Eighth Annual Grant Winners 2007-2008
Ana Maria Castejon, Ph.D. - HPD-PHAR
Luigi X. Cubeddu, Ph.D. - HPD-PHAR
Andres Malave, Dean - HPD-PHAR
Title: Vascular Dysregulation During And After Statins Withdrawal: Role Of Small Gtpases
3-hydroxy-3-methylglutaryl-coenzyme-A-reductase inhibitors (statins) are the most effective drugs for lowering serum cholesterol. However, acute discontinuation of statins impair vascular function and increase adverse cardiovascular events. Because of its clinical relevance, the mechanisms underlying the vascular dysfunction associated with statin withdrawal are under active investigation. Vascular protective mechanisms, such as nitric oxide production and endothelial-dependent vasodilation, are impaired after acute statin discontinuation. We have also shown that angiotensin II (AII)-signaling, and the mRNA and protein levels for AT1 receptors (AII primary receptor) are increased after statin withdrawal. Since AII vasoconstrictor, inflammatory and growth promoting effects on the vasculature are well known, our findings suggest that AII may participate in vascular dysfunction following statin discontinuation. Current evidence indicates that by inhibiting mevalonate formation, statins decrease intracellular levels of isoprenoid intermediates, reducing the levels of prenylated membrane-bound (active) rhoA small GTPase. The latter, is known to reduce expression and levels of AT1 receptors. It is thus feasible that the opposite effect may determine the upregulation of AT1-receptors and AIIsignaling observed after statin withdrawal. Consequently, in this proposal, we would like to study the intracellular mechanisms determining the upregulation of AT1 receptors and AIIsignaling observed after statin withdrawal.
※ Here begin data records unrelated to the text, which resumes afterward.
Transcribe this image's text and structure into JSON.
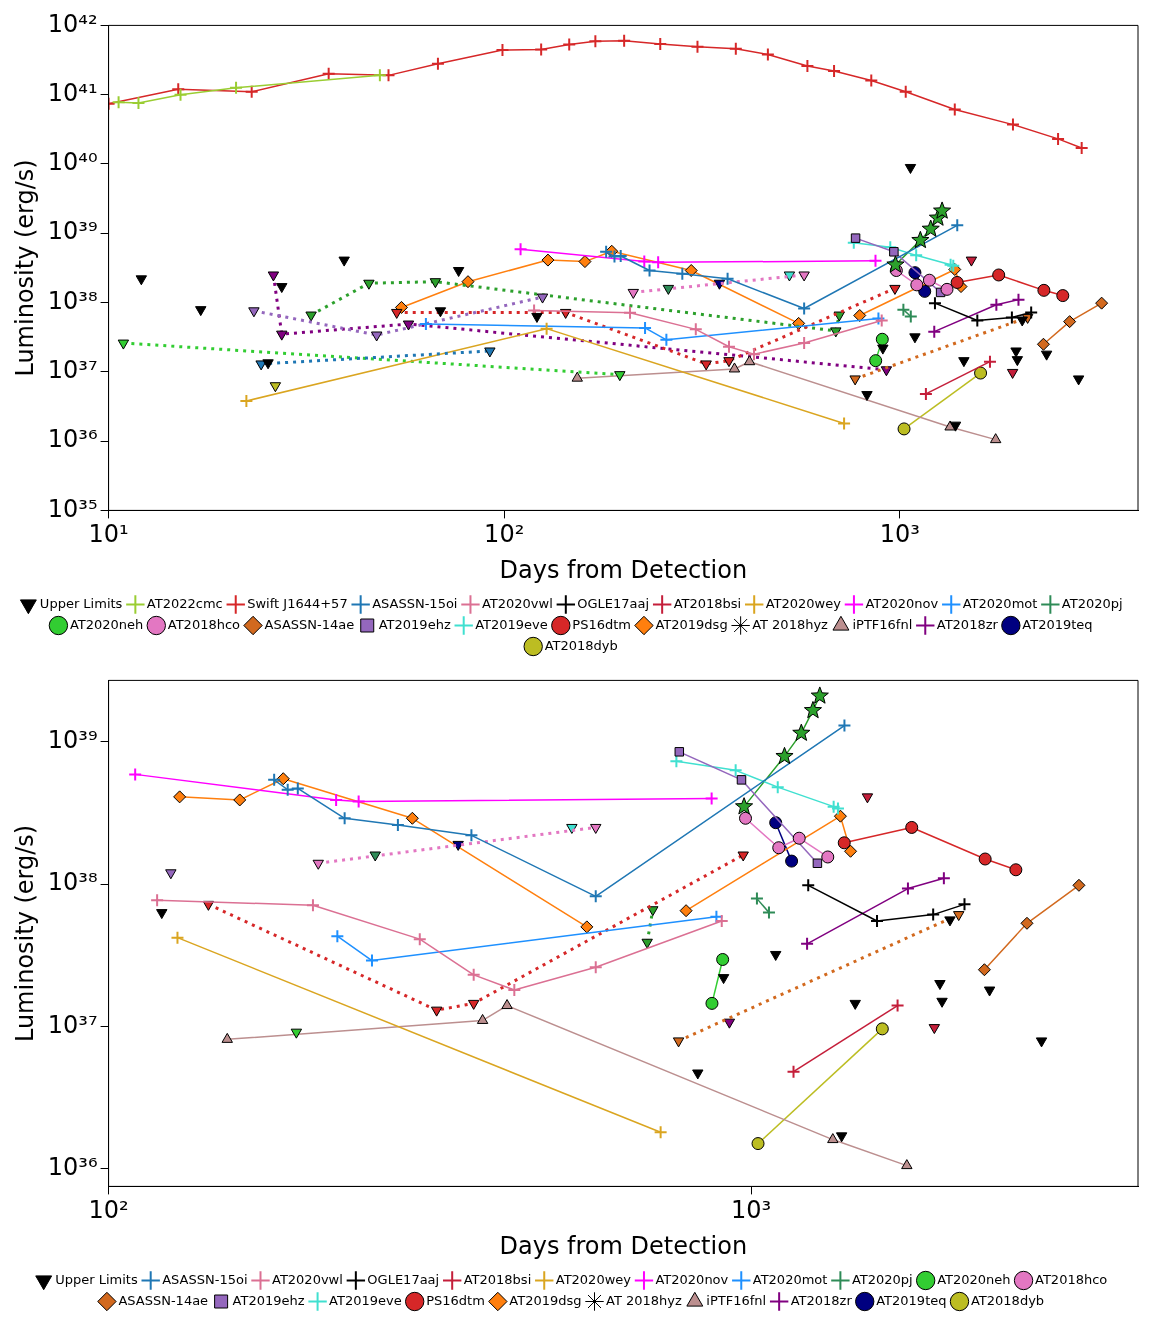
{
  "chart_data": [
    {
      "type": "line",
      "xlabel": "Days from Detection",
      "ylabel": "Luminosity (erg/s)",
      "log": "xy",
      "legend": "bottom",
      "xlim": [
        10,
        4000
      ],
      "ylim": [
        1e+35,
        1e+42
      ],
      "xticks": [
        {
          "value": 10,
          "label": "10¹"
        },
        {
          "value": 100,
          "label": "10²"
        },
        {
          "value": 1000,
          "label": "10³"
        }
      ],
      "yticks": [
        {
          "value": 1e+35,
          "label": "10³⁵"
        },
        {
          "value": 1e+36,
          "label": "10³⁶"
        },
        {
          "value": 1e+37,
          "label": "10³⁷"
        },
        {
          "value": 1e+38,
          "label": "10³⁸"
        },
        {
          "value": 1e+39,
          "label": "10³⁹"
        },
        {
          "value": 1e+40,
          "label": "10⁴⁰"
        },
        {
          "value": 1e+41,
          "label": "10⁴¹"
        },
        {
          "value": 1e+42,
          "label": "10⁴²"
        }
      ],
      "series": [
        {
          "name": "Upper Limits",
          "type": "scatter",
          "marker": "triangle",
          "color": "#000000",
          "x": [
            12.1,
            17.1,
            25.3,
            39.4,
            69.0,
            76.7,
            121,
            826,
            906,
            1064,
            1092,
            1383,
            1452,
            1967,
            1982,
            2039,
            2350,
            2831
          ],
          "values": [
            2.2e+38,
            7.9e+37,
            1.35e+37,
            4.1e+38,
            7.6e+37,
            2.9e+38,
            6.3e+37,
            4.7e+36,
            2.2e+37,
            8.9e+39,
            3.2e+37,
            1.7e+36,
            1.45e+37,
            2e+37,
            1.5e+37,
            5.6e+37,
            1.8e+37,
            7.9e+36
          ]
        },
        {
          "name": "AT2022cmc",
          "type": "line",
          "marker": "cross",
          "line_style": "solid",
          "color": "#9acd32",
          "x": [
            10.6,
            11.9,
            15.2,
            21,
            48.5
          ],
          "values": [
            7.8e+40,
            7.6e+40,
            1e+41,
            1.26e+41,
            1.9e+41
          ]
        },
        {
          "name": "Swift J1644+57",
          "type": "line",
          "marker": "cross",
          "line_style": "solid",
          "color": "#d62728",
          "x": [
            10,
            15,
            23,
            36,
            51,
            68,
            99,
            124,
            146,
            170,
            201,
            248,
            308,
            385,
            464,
            584,
            682,
            847,
            1035,
            1377,
            1932,
            2512,
            2882
          ],
          "values": [
            7.4e+40,
            1.2e+41,
            1.1e+41,
            2e+41,
            1.9e+41,
            2.8e+41,
            4.4e+41,
            4.5e+41,
            5.3e+41,
            5.9e+41,
            6e+41,
            5.4e+41,
            4.9e+41,
            4.6e+41,
            3.8e+41,
            2.6e+41,
            2.2e+41,
            1.6e+41,
            1.1e+41,
            6.1e+40,
            3.7e+40,
            2.3e+40,
            1.7e+40
          ]
        },
        {
          "name": "ASASSN-15oi",
          "type": "line",
          "marker": "cross",
          "line_style": "solid",
          "color": "#1f77b4",
          "x": [
            181,
            190,
            197,
            233,
            282,
            367,
            573,
            1397
          ],
          "values": [
            5.4e+38,
            4.6e+38,
            4.7e+38,
            2.9e+38,
            2.6e+38,
            2.2e+38,
            8.2e+37,
            1.3e+39
          ]
        },
        {
          "type": "line",
          "marker": "triangle",
          "line_style": "dotted",
          "color": "#1f77b4",
          "x": [
            24.3,
            92
          ],
          "values": [
            1.3e+37,
            2e+37
          ]
        },
        {
          "name": "AT2020vwl",
          "type": "line",
          "marker": "cross",
          "line_style": "solid",
          "color": "#db7093",
          "x": [
            119,
            208,
            305,
            370,
            428,
            573,
            900
          ],
          "values": [
            7.7e+37,
            7.1e+37,
            4.1e+37,
            2.3e+37,
            1.8e+37,
            2.6e+37,
            5.5e+37
          ]
        },
        {
          "name": "OGLE17aaj",
          "type": "line",
          "marker": "cross",
          "line_style": "solid",
          "color": "#000000",
          "x": [
            1227,
            1570,
            1920,
            2148
          ],
          "values": [
            9.8e+37,
            5.5e+37,
            6.1e+37,
            7.2e+37
          ]
        },
        {
          "type": "scatter",
          "marker": "triangle",
          "color": "#000000",
          "x": [
            27.4
          ],
          "values": [
            1.7e+38
          ]
        },
        {
          "name": "AT2018bsi",
          "type": "line",
          "marker": "cross",
          "line_style": "solid",
          "color": "#c41e3a",
          "x": [
            1164,
            1690
          ],
          "values": [
            4.8e+36,
            1.4e+37
          ]
        },
        {
          "type": "scatter",
          "marker": "triangle",
          "color": "#c41e3a",
          "x": [
            1517,
            1928
          ],
          "values": [
            4.1e+38,
            9.8e+36
          ]
        },
        {
          "name": "AT2020wey",
          "type": "line",
          "marker": "cross",
          "line_style": "solid",
          "color": "#daa520",
          "x": [
            22.3,
            128,
            723
          ],
          "values": [
            3.8e+36,
            4.2e+37,
            1.8e+36
          ]
        },
        {
          "name": "AT2020nov",
          "type": "line",
          "marker": "cross",
          "line_style": "solid",
          "color": "#ff00ff",
          "x": [
            110,
            226,
            245,
            868
          ],
          "values": [
            5.9e+38,
            3.9e+38,
            3.8e+38,
            4e+38
          ]
        },
        {
          "name": "AT2020mot",
          "type": "line",
          "marker": "cross",
          "line_style": "solid",
          "color": "#1e90ff",
          "x": [
            63.4,
            227,
            257,
            883
          ],
          "values": [
            4.9e+37,
            4.3e+37,
            2.9e+37,
            5.9e+37
          ]
        },
        {
          "name": "AT2020pj",
          "type": "line",
          "marker": "cross",
          "line_style": "solid",
          "color": "#2e8b57",
          "x": [
            1021,
            1066
          ],
          "values": [
            7.9e+37,
            6.3e+37
          ]
        },
        {
          "type": "scatter",
          "marker": "triangle",
          "color": "#2e8b57",
          "x": [
            260
          ],
          "values": [
            1.6e+38
          ]
        },
        {
          "name": "AT2020neh",
          "type": "line",
          "marker": "circle",
          "line_style": "solid",
          "color": "#32cd32",
          "x": [
            869,
            903
          ],
          "values": [
            1.45e+37,
            2.95e+37
          ]
        },
        {
          "type": "line",
          "marker": "triangle",
          "line_style": "dotted",
          "color": "#32cd32",
          "x": [
            10.9,
            196
          ],
          "values": [
            2.6e+37,
            9.1e+36
          ]
        },
        {
          "name": "AT2018hco",
          "type": "line",
          "marker": "circle",
          "line_style": "solid",
          "color": "#e377c2",
          "x": [
            980,
            1104,
            1188,
            1316
          ],
          "values": [
            2.9e+38,
            1.8e+38,
            2.1e+38,
            1.55e+38
          ]
        },
        {
          "type": "line",
          "marker": "triangle",
          "line_style": "dotted",
          "color": "#e377c2",
          "x": [
            212,
            573
          ],
          "values": [
            1.4e+38,
            2.5e+38
          ]
        },
        {
          "name": "ASASSN-14ae",
          "type": "line",
          "marker": "diamond",
          "line_style": "solid",
          "color": "#d2691e",
          "x": [
            2307,
            2687,
            3237
          ],
          "values": [
            2.5e+37,
            5.3e+37,
            9.8e+37
          ]
        },
        {
          "type": "line",
          "marker": "triangle",
          "line_style": "dotted",
          "color": "#d2691e",
          "x": [
            771,
            2104
          ],
          "values": [
            7.9e+36,
            6.1e+37
          ]
        },
        {
          "name": "AT2019ehz",
          "type": "line",
          "marker": "square",
          "line_style": "solid",
          "color": "#9467bd",
          "x": [
            773,
            966,
            1268
          ],
          "values": [
            8.5e+38,
            5.4e+38,
            1.4e+38
          ]
        },
        {
          "type": "line",
          "marker": "triangle",
          "line_style": "dotted",
          "color": "#9467bd",
          "x": [
            23.3,
            47.6,
            125
          ],
          "values": [
            7.6e+37,
            3.4e+37,
            1.2e+38
          ]
        },
        {
          "name": "AT2019eve",
          "type": "line",
          "marker": "cross",
          "line_style": "solid",
          "color": "#40e0d0",
          "x": [
            765,
            946,
            1100,
            1344,
            1365
          ],
          "values": [
            7.3e+38,
            6.3e+38,
            4.8e+38,
            3.5e+38,
            3.4e+38
          ]
        },
        {
          "type": "scatter",
          "marker": "triangle",
          "color": "#40e0d0",
          "x": [
            526
          ],
          "values": [
            2.5e+38
          ]
        },
        {
          "name": "PS16dtm",
          "type": "line",
          "marker": "circle",
          "line_style": "solid",
          "color": "#d62728",
          "x": [
            1396,
            1778,
            2313,
            2582
          ],
          "values": [
            1.95e+38,
            2.5e+38,
            1.5e+38,
            1.26e+38
          ]
        },
        {
          "type": "line",
          "marker": "triangle",
          "line_style": "dotted",
          "color": "#d62728",
          "x": [
            53.5,
            143,
            324,
            370,
            972
          ],
          "values": [
            7.2e+37,
            7.2e+37,
            1.3e+37,
            1.45e+37,
            1.6e+38
          ]
        },
        {
          "name": "AT2019dsg",
          "type": "line",
          "marker": "diamond",
          "line_style": "solid",
          "color": "#ff7f0e",
          "x": [
            792,
            1377,
            1428
          ],
          "values": [
            6.5e+37,
            3e+38,
            1.7e+38
          ]
        },
        {
          "name": "AT 2018hyz",
          "type": "line",
          "marker": "star",
          "line_style": "solid",
          "color": "#2ca02c",
          "x": [
            975,
            1127,
            1197,
            1248,
            1279
          ],
          "values": [
            3.5e+38,
            7.9e+38,
            1.15e+39,
            1.66e+39,
            2.1e+39
          ]
        },
        {
          "type": "line",
          "marker": "triangle",
          "line_style": "dotted",
          "color": "#2ca02c",
          "x": [
            32.5,
            45.5,
            67,
            689,
            703
          ],
          "values": [
            6.6e+37,
            1.9e+38,
            2e+38,
            3.9e+37,
            6.6e+37
          ]
        },
        {
          "name": "iPTF16fnl",
          "type": "line",
          "marker": "triangle",
          "line_style": "solid",
          "color": "#bc8f8f",
          "x": [
            153,
            382,
            417,
            1340,
            1747
          ],
          "values": [
            8.1e+36,
            1.1e+37,
            1.4e+37,
            1.6e+36,
            1.05e+36
          ]
        },
        {
          "name": "AT2018zr",
          "type": "line",
          "marker": "cross",
          "line_style": "solid",
          "color": "#800080",
          "x": [
            1222,
            1754,
            1995
          ],
          "values": [
            3.8e+37,
            9.3e+37,
            1.1e+38
          ]
        },
        {
          "type": "line",
          "marker": "triangle",
          "line_style": "dotted",
          "color": "#800080",
          "x": [
            26.1,
            27.4,
            57.3,
            925
          ],
          "values": [
            2.5e+38,
            3.5e+37,
            4.9e+37,
            1.07e+37
          ]
        },
        {
          "name": "AT2019teq",
          "type": "line",
          "marker": "circle",
          "line_style": "solid",
          "color": "#000080",
          "x": [
            1092,
            1156
          ],
          "values": [
            2.7e+38,
            1.45e+38
          ]
        },
        {
          "type": "scatter",
          "marker": "triangle",
          "color": "#000080",
          "x": [
            350
          ],
          "values": [
            1.9e+38
          ]
        },
        {
          "name": "AT2018dyb",
          "type": "line",
          "marker": "circle",
          "line_style": "solid",
          "color": "#bcbd22",
          "x": [
            1025,
            1600
          ],
          "values": [
            1.5e+36,
            9.6e+36
          ]
        },
        {
          "type": "scatter",
          "marker": "triangle",
          "color": "#bcbd22",
          "x": [
            26.4
          ],
          "values": [
            6.3e+36
          ]
        },
        {
          "type": "line",
          "marker": "diamond",
          "line_style": "solid",
          "color": "#ff7f0e",
          "x": [
            55,
            81,
            129,
            160,
            187,
            297,
            555
          ],
          "values": [
            8.5e+37,
            2e+38,
            4.1e+38,
            3.9e+38,
            5.5e+38,
            2.9e+38,
            5e+37
          ]
        }
      ]
    },
    {
      "type": "line",
      "xlabel": "Days from Detection",
      "ylabel": "Luminosity (erg/s)",
      "log": "xy",
      "legend": "bottom",
      "xlim": [
        100,
        4000
      ],
      "ylim": [
        7.5e+35,
        2.7e+39
      ],
      "xticks": [
        {
          "value": 100,
          "label": "10²"
        },
        {
          "value": 1000,
          "label": "10³"
        }
      ],
      "yticks": [
        {
          "value": 1e+36,
          "label": "10³⁶"
        },
        {
          "value": 1e+37,
          "label": "10³⁷"
        },
        {
          "value": 1e+38,
          "label": "10³⁸"
        },
        {
          "value": 1e+39,
          "label": "10³⁹"
        }
      ],
      "series": [
        {
          "name": "Upper Limits",
          "type": "scatter",
          "marker": "triangle",
          "color": "#000000",
          "x": [
            121,
            826,
            906,
            1092,
            1383,
            1452,
            1967,
            1982,
            2039,
            2350,
            2831
          ],
          "values": [
            6.3e+37,
            4.7e+36,
            2.2e+37,
            3.2e+37,
            1.7e+36,
            1.45e+37,
            2e+37,
            1.5e+37,
            5.6e+37,
            1.8e+37,
            7.9e+36
          ]
        },
        {
          "name": "ASASSN-15oi",
          "type": "line",
          "marker": "cross",
          "line_style": "solid",
          "color": "#1f77b4",
          "x": [
            181,
            190,
            197,
            233,
            282,
            367,
            573,
            1397
          ],
          "values": [
            5.4e+38,
            4.6e+38,
            4.7e+38,
            2.9e+38,
            2.6e+38,
            2.2e+38,
            8.2e+37,
            1.3e+39
          ]
        },
        {
          "name": "AT2020vwl",
          "type": "line",
          "marker": "cross",
          "line_style": "solid",
          "color": "#db7093",
          "x": [
            119,
            208,
            305,
            370,
            428,
            573,
            900
          ],
          "values": [
            7.7e+37,
            7.1e+37,
            4.1e+37,
            2.3e+37,
            1.8e+37,
            2.6e+37,
            5.5e+37
          ]
        },
        {
          "name": "OGLE17aaj",
          "type": "line",
          "marker": "cross",
          "line_style": "solid",
          "color": "#000000",
          "x": [
            1227,
            1570,
            1920,
            2148
          ],
          "values": [
            9.8e+37,
            5.5e+37,
            6.1e+37,
            7.2e+37
          ]
        },
        {
          "name": "AT2018bsi",
          "type": "line",
          "marker": "cross",
          "line_style": "solid",
          "color": "#c41e3a",
          "x": [
            1164,
            1690
          ],
          "values": [
            4.8e+36,
            1.4e+37
          ]
        },
        {
          "type": "scatter",
          "marker": "triangle",
          "color": "#c41e3a",
          "x": [
            1517,
            1928
          ],
          "values": [
            4.1e+38,
            9.8e+36
          ]
        },
        {
          "name": "AT2020wey",
          "type": "line",
          "marker": "cross",
          "line_style": "solid",
          "color": "#daa520",
          "x": [
            128,
            723
          ],
          "values": [
            4.2e+37,
            1.8e+36
          ]
        },
        {
          "name": "AT2020nov",
          "type": "line",
          "marker": "cross",
          "line_style": "solid",
          "color": "#ff00ff",
          "x": [
            110,
            226,
            245,
            868
          ],
          "values": [
            5.9e+38,
            3.9e+38,
            3.8e+38,
            4e+38
          ]
        },
        {
          "name": "AT2020mot",
          "type": "line",
          "marker": "cross",
          "line_style": "solid",
          "color": "#1e90ff",
          "x": [
            227,
            257,
            883
          ],
          "values": [
            4.3e+37,
            2.9e+37,
            5.9e+37
          ]
        },
        {
          "name": "AT2020pj",
          "type": "line",
          "marker": "cross",
          "line_style": "solid",
          "color": "#2e8b57",
          "x": [
            1021,
            1066
          ],
          "values": [
            7.9e+37,
            6.3e+37
          ]
        },
        {
          "type": "scatter",
          "marker": "triangle",
          "color": "#2e8b57",
          "x": [
            260
          ],
          "values": [
            1.6e+38
          ]
        },
        {
          "name": "AT2020neh",
          "type": "line",
          "marker": "circle",
          "line_style": "solid",
          "color": "#32cd32",
          "x": [
            869,
            903
          ],
          "values": [
            1.45e+37,
            2.95e+37
          ]
        },
        {
          "type": "scatter",
          "marker": "triangle",
          "color": "#32cd32",
          "x": [
            196
          ],
          "values": [
            9.1e+36
          ]
        },
        {
          "name": "AT2018hco",
          "type": "line",
          "marker": "circle",
          "line_style": "solid",
          "color": "#e377c2",
          "x": [
            980,
            1104,
            1188,
            1316
          ],
          "values": [
            2.9e+38,
            1.8e+38,
            2.1e+38,
            1.55e+38
          ]
        },
        {
          "type": "line",
          "marker": "triangle",
          "line_style": "dotted",
          "color": "#e377c2",
          "x": [
            212,
            573
          ],
          "values": [
            1.4e+38,
            2.5e+38
          ]
        },
        {
          "name": "ASASSN-14ae",
          "type": "line",
          "marker": "diamond",
          "line_style": "solid",
          "color": "#d2691e",
          "x": [
            2307,
            2687,
            3237
          ],
          "values": [
            2.5e+37,
            5.3e+37,
            9.8e+37
          ]
        },
        {
          "type": "line",
          "marker": "triangle",
          "line_style": "dotted",
          "color": "#d2691e",
          "x": [
            771,
            2104
          ],
          "values": [
            7.9e+36,
            6.1e+37
          ]
        },
        {
          "name": "AT2019ehz",
          "type": "line",
          "marker": "square",
          "line_style": "solid",
          "color": "#9467bd",
          "x": [
            773,
            966,
            1268
          ],
          "values": [
            8.5e+38,
            5.4e+38,
            1.4e+38
          ]
        },
        {
          "type": "scatter",
          "marker": "triangle",
          "color": "#9467bd",
          "x": [
            125
          ],
          "values": [
            1.2e+38
          ]
        },
        {
          "name": "AT2019eve",
          "type": "line",
          "marker": "cross",
          "line_style": "solid",
          "color": "#40e0d0",
          "x": [
            765,
            946,
            1100,
            1344,
            1365
          ],
          "values": [
            7.3e+38,
            6.3e+38,
            4.8e+38,
            3.5e+38,
            3.4e+38
          ]
        },
        {
          "type": "scatter",
          "marker": "triangle",
          "color": "#40e0d0",
          "x": [
            526
          ],
          "values": [
            2.5e+38
          ]
        },
        {
          "name": "PS16dtm",
          "type": "line",
          "marker": "circle",
          "line_style": "solid",
          "color": "#d62728",
          "x": [
            1396,
            1778,
            2313,
            2582
          ],
          "values": [
            1.95e+38,
            2.5e+38,
            1.5e+38,
            1.26e+38
          ]
        },
        {
          "type": "line",
          "marker": "triangle",
          "line_style": "dotted",
          "color": "#d62728",
          "x": [
            143,
            324,
            370,
            972
          ],
          "values": [
            7.2e+37,
            1.3e+37,
            1.45e+37,
            1.6e+38
          ]
        },
        {
          "name": "AT2019dsg",
          "type": "line",
          "marker": "diamond",
          "line_style": "solid",
          "color": "#ff7f0e",
          "x": [
            792,
            1377,
            1428
          ],
          "values": [
            6.5e+37,
            3e+38,
            1.7e+38
          ]
        },
        {
          "name": "AT 2018hyz",
          "type": "line",
          "marker": "star",
          "line_style": "solid",
          "color": "#2ca02c",
          "x": [
            975,
            1127,
            1197,
            1248,
            1279
          ],
          "values": [
            3.5e+38,
            7.9e+38,
            1.15e+39,
            1.66e+39,
            2.1e+39
          ]
        },
        {
          "type": "line",
          "marker": "triangle",
          "line_style": "dotted",
          "color": "#2ca02c",
          "x": [
            689,
            703
          ],
          "values": [
            3.9e+37,
            6.6e+37
          ]
        },
        {
          "name": "iPTF16fnl",
          "type": "line",
          "marker": "triangle",
          "line_style": "solid",
          "color": "#bc8f8f",
          "x": [
            153,
            382,
            417,
            1340,
            1747
          ],
          "values": [
            8.1e+36,
            1.1e+37,
            1.4e+37,
            1.6e+36,
            1.05e+36
          ]
        },
        {
          "name": "AT2018zr",
          "type": "line",
          "marker": "cross",
          "line_style": "solid",
          "color": "#800080",
          "x": [
            1222,
            1754,
            1995
          ],
          "values": [
            3.8e+37,
            9.3e+37,
            1.1e+38
          ]
        },
        {
          "type": "scatter",
          "marker": "triangle",
          "color": "#800080",
          "x": [
            925
          ],
          "values": [
            1.07e+37
          ]
        },
        {
          "name": "AT2019teq",
          "type": "line",
          "marker": "circle",
          "line_style": "solid",
          "color": "#000080",
          "x": [
            1092,
            1156
          ],
          "values": [
            2.7e+38,
            1.45e+38
          ]
        },
        {
          "type": "scatter",
          "marker": "triangle",
          "color": "#000080",
          "x": [
            350
          ],
          "values": [
            1.9e+38
          ]
        },
        {
          "name": "AT2018dyb",
          "type": "line",
          "marker": "circle",
          "line_style": "solid",
          "color": "#bcbd22",
          "x": [
            1025,
            1600
          ],
          "values": [
            1.5e+36,
            9.6e+36
          ]
        },
        {
          "type": "line",
          "marker": "diamond",
          "line_style": "solid",
          "color": "#ff7f0e",
          "x": [
            129,
            160,
            187,
            297,
            555
          ],
          "values": [
            4.1e+38,
            3.9e+38,
            5.5e+38,
            2.9e+38,
            5e+37
          ]
        }
      ]
    }
  ]
}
Experiments will be conducted in vascular smooth muscle cells (VSMC) in the presence of selective inhibitors and stimulators of farnesylation and of geranylgeranylation. Completion of these experiments will allow us to determine the relative role of farnesylation and geranylgeranylation in the upregulation of AII receptors and signaling after statin withdrawal, and to test our hypothesis that the upregulation of AII is due to increased isoprenylation of small GTPases. In summary, the relevance of this research project is to further elucidate the vascular mechanisms by which statins withdrawal may impair cardiovascular functions, and to investigate the role of the cholesterol biosynthetic pathway on vascular function.